We have a number of unit tests which cover individual functions, but we really want this quick 'smoke test' to see if anything discrete has slipped through the net.

Should I:

  1. Create a 'dummy database' with pre-populated users, permissions, documents, and create the tests to use data from this database?
  2. Use some sort of mocking framework for this? What are the advantages / disadvantages here?

Or, is my thinking completely off?

Appreciate your thoughts.

3 Answers 3


If you are curious about the tradeoffs around mock objects, there are entire websites and books devoted to the subject. I will restrict my answer to the specific problem you described.

I never replace a real system with a mock system unless the real system does not meet my needs; a mock system requires time to write and maintain, and when a test fails, you will have to ask yourself whether the problem is in the product or in your mock system.
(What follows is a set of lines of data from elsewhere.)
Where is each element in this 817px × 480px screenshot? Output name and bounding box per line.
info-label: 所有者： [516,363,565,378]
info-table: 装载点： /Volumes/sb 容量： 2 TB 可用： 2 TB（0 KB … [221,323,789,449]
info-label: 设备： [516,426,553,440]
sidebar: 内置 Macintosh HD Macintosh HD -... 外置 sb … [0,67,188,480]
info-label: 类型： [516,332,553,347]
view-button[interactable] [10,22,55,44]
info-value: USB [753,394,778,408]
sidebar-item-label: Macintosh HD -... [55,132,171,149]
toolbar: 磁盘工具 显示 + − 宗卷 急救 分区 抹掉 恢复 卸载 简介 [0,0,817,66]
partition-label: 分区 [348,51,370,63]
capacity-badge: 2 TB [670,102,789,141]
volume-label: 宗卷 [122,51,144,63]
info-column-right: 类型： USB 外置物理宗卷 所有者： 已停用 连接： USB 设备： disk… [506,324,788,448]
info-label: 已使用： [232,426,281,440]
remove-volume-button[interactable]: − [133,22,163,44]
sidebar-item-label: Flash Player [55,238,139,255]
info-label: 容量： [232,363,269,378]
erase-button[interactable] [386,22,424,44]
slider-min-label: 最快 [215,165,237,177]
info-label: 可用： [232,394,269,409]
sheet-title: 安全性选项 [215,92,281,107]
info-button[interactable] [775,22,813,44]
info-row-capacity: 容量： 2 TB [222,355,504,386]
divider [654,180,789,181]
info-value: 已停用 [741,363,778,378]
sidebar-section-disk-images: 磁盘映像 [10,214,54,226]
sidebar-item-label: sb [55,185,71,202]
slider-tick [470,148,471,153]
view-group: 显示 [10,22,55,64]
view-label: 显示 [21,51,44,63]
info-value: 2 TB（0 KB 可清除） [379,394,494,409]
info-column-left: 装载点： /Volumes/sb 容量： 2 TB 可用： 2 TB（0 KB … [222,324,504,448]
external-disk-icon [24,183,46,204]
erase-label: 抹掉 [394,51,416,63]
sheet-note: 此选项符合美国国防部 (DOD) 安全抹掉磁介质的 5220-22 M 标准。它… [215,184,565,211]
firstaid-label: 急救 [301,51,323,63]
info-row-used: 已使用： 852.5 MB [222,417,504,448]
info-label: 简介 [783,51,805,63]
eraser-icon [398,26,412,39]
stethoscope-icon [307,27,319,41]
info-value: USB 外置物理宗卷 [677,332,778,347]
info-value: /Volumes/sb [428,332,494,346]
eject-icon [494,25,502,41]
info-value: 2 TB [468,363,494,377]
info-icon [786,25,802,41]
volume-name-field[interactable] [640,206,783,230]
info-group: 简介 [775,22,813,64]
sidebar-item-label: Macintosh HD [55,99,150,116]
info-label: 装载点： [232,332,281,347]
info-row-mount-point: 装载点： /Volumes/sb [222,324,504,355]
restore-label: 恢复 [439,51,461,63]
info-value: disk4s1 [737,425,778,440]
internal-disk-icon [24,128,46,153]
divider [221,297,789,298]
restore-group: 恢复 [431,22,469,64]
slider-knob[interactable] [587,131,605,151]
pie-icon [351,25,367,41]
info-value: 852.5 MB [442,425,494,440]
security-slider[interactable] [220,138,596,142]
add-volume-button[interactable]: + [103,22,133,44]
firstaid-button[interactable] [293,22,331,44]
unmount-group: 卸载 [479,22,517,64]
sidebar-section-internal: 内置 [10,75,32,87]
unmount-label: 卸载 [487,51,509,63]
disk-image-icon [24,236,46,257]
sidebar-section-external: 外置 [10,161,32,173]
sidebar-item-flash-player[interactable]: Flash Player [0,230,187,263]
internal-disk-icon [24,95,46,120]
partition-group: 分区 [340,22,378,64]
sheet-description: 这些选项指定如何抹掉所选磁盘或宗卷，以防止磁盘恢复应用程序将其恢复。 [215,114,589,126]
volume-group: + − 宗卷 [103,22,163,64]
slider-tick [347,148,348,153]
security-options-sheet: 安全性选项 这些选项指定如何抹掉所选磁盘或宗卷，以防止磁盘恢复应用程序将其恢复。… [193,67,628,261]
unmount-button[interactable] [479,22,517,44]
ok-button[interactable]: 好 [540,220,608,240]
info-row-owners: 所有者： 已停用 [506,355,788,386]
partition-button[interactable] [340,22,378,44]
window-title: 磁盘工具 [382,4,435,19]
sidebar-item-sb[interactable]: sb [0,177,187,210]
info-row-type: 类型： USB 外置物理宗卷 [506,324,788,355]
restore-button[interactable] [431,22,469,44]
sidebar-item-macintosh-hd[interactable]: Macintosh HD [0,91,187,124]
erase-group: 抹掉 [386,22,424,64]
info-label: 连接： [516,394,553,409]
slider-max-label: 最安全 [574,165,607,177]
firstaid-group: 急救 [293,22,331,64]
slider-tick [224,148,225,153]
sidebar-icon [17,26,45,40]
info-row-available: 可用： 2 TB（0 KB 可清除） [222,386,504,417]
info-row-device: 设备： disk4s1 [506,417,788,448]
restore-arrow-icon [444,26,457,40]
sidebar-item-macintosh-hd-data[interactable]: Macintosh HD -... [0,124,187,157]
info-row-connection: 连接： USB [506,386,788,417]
You have not mentioned anything that would prevent using a dummy database for your smoke test. While you did not specify whose database technology you are using, most database vendors provide an easy and reasonably fast way to restore a database from a backup and to rename a database (e.g. from "DB_backup" to "test_123").

(If you suspect there are reasons why using a dummy database will not meet your needs, please revise your question to include those issues.)

  • Hi, thanks for your answer. We currently do not have any reason to not use a dummy database. I think it would suit our needs fine. I'm new to QA and generally needed verification that using such a DB would not be going against any common QA thought or best practices.
    – christofr
    Sep 14, 2011 at 14:56
  • 2
    The only thing I would be worried about is ongoing database development, e.g., new columns or tables being added that the code expects to have there could invalidate your old data. Just make sure you have an idea of how much work you will go through to keep your dummy DB up-to-date. Sep 14, 2011 at 17:50

One small thought. You might want to do both.

  1. Testing against "production" data helps you find some problems.

  2. Testing against a special mock database may help you test the limits.

Example of no2. (Part of it is real world, my experience). Everyone knows that there are a maximum of 24 hours per day. Or? Assume that you want to calculate hours worked. And I work past midnight. It might never have happened (yet) in production data, but one day it will. Or, well, how many hours are there in a day when day-light savings time is changed. There are probably both 23 and 25 hour days in addition to 24. A mock database could contain these "at the limits" data which you might not find in a production data.

I have learned the hard way to always define limits on data, and to prohibit input of data outside the limits. The 24 hour per day is one example of how thinking through the limits carefully showcases the use of defining limits. Well, my two cents.


What you can do is run your tests within a transaction and assert your expected outcomes. When you are finished you can roll back the transaction. This will leave your database in the original state. This is easy to set up using spring with junit. You would have to have your developers implement this test for you. You can also use Selenium 2 or Webdriver to run your application in a web browser if it's a web application.